Les heures magiciennes

À une pierre de lune tombée dans le jardin

J'ai aiguisé ma plume pour m'écrire un destin.

J'ai soudoyé l'orage pour qu'il emporte ailleurs

Le bruit et la fureur de tout ce qui fait peur.

À une plume d'hirondelle j'ai raconté ma vie

Pour qu'elle emmène au chaud mes chagrins, mes soucis,

Comme elle était de celles qui reviennent toujours

Je lui ai précisé un aller sans retour.

À une vague un peu triste j'ai confié dans la nuit

Le secret des nuages qui lui offrent la pluie,

Elle a eu l'air surprise d'imaginer qu'au ciel

Des gouttes non salées, des soeurs confidentielles

Ont appris à voler dans le porter du vent

Qu'elles voyagent sans écume sur tous les continents.

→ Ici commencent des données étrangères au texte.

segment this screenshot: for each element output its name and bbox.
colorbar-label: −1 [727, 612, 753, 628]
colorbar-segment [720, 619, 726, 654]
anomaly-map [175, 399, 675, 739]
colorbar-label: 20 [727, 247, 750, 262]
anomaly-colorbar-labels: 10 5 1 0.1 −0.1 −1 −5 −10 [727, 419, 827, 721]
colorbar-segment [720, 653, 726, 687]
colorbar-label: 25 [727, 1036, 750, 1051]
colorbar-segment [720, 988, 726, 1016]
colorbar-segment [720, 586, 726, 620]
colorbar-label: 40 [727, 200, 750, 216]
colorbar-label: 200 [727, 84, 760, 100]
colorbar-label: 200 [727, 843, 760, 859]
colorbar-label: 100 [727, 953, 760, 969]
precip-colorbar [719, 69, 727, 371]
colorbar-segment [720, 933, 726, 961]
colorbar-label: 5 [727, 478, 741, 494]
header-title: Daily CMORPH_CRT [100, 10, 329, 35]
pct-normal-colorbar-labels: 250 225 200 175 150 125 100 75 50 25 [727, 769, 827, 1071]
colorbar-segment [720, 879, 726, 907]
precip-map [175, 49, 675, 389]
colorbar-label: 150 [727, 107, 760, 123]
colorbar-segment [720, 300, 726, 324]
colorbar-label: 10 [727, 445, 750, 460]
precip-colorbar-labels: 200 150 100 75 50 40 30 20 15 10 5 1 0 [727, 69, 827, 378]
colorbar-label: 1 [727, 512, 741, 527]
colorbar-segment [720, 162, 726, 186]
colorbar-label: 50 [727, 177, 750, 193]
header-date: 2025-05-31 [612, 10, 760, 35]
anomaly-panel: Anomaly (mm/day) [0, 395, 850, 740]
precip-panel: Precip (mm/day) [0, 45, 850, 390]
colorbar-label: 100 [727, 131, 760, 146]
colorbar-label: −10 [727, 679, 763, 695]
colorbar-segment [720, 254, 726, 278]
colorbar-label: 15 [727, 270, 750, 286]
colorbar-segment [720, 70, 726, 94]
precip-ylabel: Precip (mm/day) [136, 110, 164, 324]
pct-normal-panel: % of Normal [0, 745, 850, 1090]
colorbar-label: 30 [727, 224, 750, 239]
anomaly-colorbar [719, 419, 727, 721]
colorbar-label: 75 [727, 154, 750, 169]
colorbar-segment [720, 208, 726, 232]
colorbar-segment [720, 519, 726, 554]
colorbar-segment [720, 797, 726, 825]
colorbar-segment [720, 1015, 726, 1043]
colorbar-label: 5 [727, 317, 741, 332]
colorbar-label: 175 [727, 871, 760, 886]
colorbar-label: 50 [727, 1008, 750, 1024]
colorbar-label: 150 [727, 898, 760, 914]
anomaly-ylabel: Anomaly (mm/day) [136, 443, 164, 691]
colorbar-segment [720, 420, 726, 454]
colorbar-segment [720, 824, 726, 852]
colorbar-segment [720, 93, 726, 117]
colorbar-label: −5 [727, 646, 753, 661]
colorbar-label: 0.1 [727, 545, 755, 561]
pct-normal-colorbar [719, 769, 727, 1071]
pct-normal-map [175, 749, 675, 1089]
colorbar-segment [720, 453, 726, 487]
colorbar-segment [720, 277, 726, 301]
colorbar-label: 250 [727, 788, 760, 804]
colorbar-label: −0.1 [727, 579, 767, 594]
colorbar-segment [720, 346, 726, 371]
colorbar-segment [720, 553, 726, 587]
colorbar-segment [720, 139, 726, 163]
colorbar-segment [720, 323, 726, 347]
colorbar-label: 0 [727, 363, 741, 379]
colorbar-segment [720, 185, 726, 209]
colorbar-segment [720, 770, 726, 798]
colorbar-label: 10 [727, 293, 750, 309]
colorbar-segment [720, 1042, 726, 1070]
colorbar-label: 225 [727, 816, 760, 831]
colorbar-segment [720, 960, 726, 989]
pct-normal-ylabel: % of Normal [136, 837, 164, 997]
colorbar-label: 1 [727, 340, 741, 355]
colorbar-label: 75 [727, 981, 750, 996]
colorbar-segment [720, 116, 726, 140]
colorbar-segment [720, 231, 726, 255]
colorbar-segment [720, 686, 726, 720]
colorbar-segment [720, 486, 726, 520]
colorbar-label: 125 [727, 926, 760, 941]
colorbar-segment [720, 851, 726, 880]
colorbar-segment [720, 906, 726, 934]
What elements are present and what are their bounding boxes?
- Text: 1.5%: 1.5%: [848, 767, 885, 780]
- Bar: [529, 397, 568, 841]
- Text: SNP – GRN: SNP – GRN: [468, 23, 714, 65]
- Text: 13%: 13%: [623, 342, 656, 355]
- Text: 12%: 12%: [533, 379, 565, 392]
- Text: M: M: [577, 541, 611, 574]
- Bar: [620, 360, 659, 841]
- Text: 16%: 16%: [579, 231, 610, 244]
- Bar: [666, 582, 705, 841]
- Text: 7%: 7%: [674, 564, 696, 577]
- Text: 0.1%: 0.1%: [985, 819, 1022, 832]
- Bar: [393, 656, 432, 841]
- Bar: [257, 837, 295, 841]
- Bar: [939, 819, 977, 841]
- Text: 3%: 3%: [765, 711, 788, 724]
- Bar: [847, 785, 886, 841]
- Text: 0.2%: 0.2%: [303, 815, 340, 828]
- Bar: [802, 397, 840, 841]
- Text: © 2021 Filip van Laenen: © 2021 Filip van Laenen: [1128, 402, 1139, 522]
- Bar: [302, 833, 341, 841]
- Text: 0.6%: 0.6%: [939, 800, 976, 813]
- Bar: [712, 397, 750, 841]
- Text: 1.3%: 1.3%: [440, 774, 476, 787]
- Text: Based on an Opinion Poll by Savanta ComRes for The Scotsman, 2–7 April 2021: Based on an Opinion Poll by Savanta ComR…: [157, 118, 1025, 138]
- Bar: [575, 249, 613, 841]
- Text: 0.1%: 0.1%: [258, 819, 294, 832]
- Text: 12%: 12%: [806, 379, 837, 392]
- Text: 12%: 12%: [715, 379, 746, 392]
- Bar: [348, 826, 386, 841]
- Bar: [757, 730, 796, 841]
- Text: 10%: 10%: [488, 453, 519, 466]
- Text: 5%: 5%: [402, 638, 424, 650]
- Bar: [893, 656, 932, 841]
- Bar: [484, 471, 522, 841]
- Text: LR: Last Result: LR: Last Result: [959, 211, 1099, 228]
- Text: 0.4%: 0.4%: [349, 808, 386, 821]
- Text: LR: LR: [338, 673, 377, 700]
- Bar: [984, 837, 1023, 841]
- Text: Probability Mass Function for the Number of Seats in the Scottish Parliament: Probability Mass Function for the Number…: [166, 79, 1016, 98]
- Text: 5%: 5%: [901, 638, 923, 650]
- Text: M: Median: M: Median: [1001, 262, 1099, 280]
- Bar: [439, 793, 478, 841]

J'ai tissé de dentelles des mots sur du velours

Pour que d'une étincelle naisse un nouvel amour,

J'ai soufflé sur les braises d'un feu agonisant

Il m'a dit sois bénie, sans toi j'étais mourant

Je chaufferai tes jours, tes nuits et tes heures blanches

Je caresserai tes mains, tes seins et puis tes hanches.

J'ai échangé ma peine contre un morceau d'azur

Mon coeur était en berne, j'ai pratiqué l'usure

Je paie chaque semaine d'une larme un peu feinte

Des trésors de tendresse, des baisers, des étreintes.

J'ai appris la lumière, la brise, la liberté

D'un cheval de Camargue qui m'avait murmuré

Rien ne sert d'être fière avant que d'être libre

Rien ne sert de dormir avant que d'être ivre.

À une rose coupée j'ai chuchoté les champs

La joie des tournesols dans le soleil levant

Elle a un peu pleuré mais pour une prochaine vie

M'a juré qu'elle aussi fleurirait sans chichi.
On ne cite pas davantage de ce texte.